Paul Johnson, corresponding author of the paper, a geophysicist and researcher at Los Alamos National Laboratory, leads a team that has made steady progress in applying various machine learning techniques to the challenge of predicting earthquakes in laboratory and in the field.
“The acoustic signals emitted from the lab fault contain information foreshadowing the future fundamental physics of the system throughout the seismic cycle and beyond, as we now show,” said Paul Johnson. “This has never been seen before.”
In a novel approach, the Los Alamos team applied a deep learning transformer model to acoustic emissions broadcast from the lab fault to predict frictional state.
“The deep learning transformer model we used is synonymous with a language translation model, such as Google Translate, using a codebook to translate a sentence into another language,” said Chris Johnson. “You can think of this as writing an email in English and having the AI translate English to Japanese while anticipating your words and auto-filling the end of the sentence.”
Chris Johnson said the AI ”takes data on what’s happening right now and says what’s happening next on the rift.”
The Los Alamos team had previously predicted the failure time of faults in laboratory earthquakes and historical slow-slip Earth data using a number of machine learning techniques. Applying machine learning to data from laboratory shear experiments has demonstrated that defect emissions are imprinted with information regarding its current state and location in the slip cycle.

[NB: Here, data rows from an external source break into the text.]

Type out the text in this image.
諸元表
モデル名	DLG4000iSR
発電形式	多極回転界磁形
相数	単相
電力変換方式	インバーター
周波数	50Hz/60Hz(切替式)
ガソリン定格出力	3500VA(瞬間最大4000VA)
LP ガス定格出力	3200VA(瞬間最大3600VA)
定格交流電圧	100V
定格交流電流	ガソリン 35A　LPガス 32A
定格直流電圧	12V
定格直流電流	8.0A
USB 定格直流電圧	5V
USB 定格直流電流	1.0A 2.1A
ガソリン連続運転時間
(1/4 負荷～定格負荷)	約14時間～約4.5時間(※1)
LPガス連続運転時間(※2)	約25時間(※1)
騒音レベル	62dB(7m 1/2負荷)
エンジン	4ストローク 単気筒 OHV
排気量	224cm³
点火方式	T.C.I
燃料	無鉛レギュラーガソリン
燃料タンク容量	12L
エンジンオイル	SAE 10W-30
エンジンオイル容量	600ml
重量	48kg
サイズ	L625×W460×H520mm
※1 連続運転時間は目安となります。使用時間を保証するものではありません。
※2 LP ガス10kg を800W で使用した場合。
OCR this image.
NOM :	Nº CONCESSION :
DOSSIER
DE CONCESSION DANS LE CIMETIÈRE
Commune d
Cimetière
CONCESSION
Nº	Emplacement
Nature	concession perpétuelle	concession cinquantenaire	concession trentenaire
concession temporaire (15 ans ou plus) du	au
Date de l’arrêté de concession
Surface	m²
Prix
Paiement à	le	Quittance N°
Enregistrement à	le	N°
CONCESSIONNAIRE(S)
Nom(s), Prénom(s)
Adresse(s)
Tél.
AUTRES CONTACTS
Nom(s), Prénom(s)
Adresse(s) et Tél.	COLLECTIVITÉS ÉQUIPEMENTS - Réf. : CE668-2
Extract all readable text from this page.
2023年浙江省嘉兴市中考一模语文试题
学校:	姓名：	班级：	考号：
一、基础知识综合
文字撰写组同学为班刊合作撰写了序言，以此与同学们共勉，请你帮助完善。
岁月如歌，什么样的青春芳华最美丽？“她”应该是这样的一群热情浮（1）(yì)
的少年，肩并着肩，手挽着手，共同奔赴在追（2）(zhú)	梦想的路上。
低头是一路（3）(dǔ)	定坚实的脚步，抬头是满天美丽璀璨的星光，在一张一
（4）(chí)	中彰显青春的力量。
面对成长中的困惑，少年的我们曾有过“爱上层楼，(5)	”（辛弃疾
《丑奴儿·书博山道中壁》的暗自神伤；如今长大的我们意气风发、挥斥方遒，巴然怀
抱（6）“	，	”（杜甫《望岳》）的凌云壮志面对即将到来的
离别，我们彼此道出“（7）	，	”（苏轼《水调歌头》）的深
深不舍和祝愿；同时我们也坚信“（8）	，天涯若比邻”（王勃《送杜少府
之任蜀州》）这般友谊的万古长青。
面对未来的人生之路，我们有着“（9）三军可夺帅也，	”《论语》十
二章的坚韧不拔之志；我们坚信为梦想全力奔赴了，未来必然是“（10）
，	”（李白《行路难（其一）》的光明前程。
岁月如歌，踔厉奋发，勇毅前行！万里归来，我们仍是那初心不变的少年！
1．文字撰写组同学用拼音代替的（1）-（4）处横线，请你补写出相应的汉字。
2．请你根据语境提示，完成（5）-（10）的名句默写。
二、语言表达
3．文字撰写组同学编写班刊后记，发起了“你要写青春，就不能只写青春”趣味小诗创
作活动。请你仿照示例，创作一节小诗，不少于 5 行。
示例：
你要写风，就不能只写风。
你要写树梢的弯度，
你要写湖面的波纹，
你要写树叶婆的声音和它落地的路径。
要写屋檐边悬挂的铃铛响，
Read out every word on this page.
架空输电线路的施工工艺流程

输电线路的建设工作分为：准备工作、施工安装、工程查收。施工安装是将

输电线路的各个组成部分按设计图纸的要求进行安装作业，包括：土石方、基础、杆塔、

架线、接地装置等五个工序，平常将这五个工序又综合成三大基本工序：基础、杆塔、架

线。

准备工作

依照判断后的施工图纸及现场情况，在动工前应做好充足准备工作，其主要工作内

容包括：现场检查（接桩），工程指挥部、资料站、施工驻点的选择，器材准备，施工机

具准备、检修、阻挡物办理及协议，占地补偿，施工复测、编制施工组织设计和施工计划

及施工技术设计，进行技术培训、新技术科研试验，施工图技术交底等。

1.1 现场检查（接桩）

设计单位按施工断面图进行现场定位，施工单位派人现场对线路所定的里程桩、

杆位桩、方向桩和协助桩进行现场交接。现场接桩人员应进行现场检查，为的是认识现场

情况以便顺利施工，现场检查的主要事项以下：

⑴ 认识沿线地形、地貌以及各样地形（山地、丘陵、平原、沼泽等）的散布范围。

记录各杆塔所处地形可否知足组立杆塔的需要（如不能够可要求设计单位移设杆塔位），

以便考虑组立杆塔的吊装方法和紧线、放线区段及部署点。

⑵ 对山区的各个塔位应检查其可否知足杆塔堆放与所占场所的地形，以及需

Indeed, the statistical characteristics of the continuous seismic signal emitted by the fault and identified by machine learning allowed the Los Alamos researchers to predict the instantaneous – but not future – evolution of friction, displacement and other characteristics. of the fault, as well as the timing of the next lab. earthquake.
In this previous work, waveform, or acoustic emission, data is entered into a model to predict the current state of the fault system. This prediction includes an estimate of the countdown, or time to failure, for the next slip event, with some degree of uncertainty, which is not a future prediction but a description of the current state of the system.
“Now we make a future prediction from past data, which goes beyond describing the instantaneous state of the system. The model learns from the waveforms to predict future fault friction and when the next slip event will occur using only past information, not using any data from the future of no interest,” Chris said. Johnson.
“The model is not constrained by physics, but it predicts physics, the actual behavior of the system,” Chris Johnson said.
“The next challenge is whether we can do it on Earth to predict the future movement of faults, for example,” said Paul Johnson. “It’s an open question, because we don’t have long datasets for model training like we do in the lab.”
The method could be applied to other disciplines, such as non-destructive testing of materials, where it could provide information on progressive damage and imminent damage to, for example, a bridge.
The paper: Predicting Future Laboratory Fault Friction Using Deep Learning Transformer Models, by Kun Wang, Christopher W. Johnson1, Kane C. Bennett, and Paul A. Johnson in Geophysical Research Letters. DOI: 10.1029/2022GL098233
Funding : US Department of Energy, Office of Science, Office of Basic Energy Sciences and Laboratory Directed Research and Development at Los Alamos National Laboratory.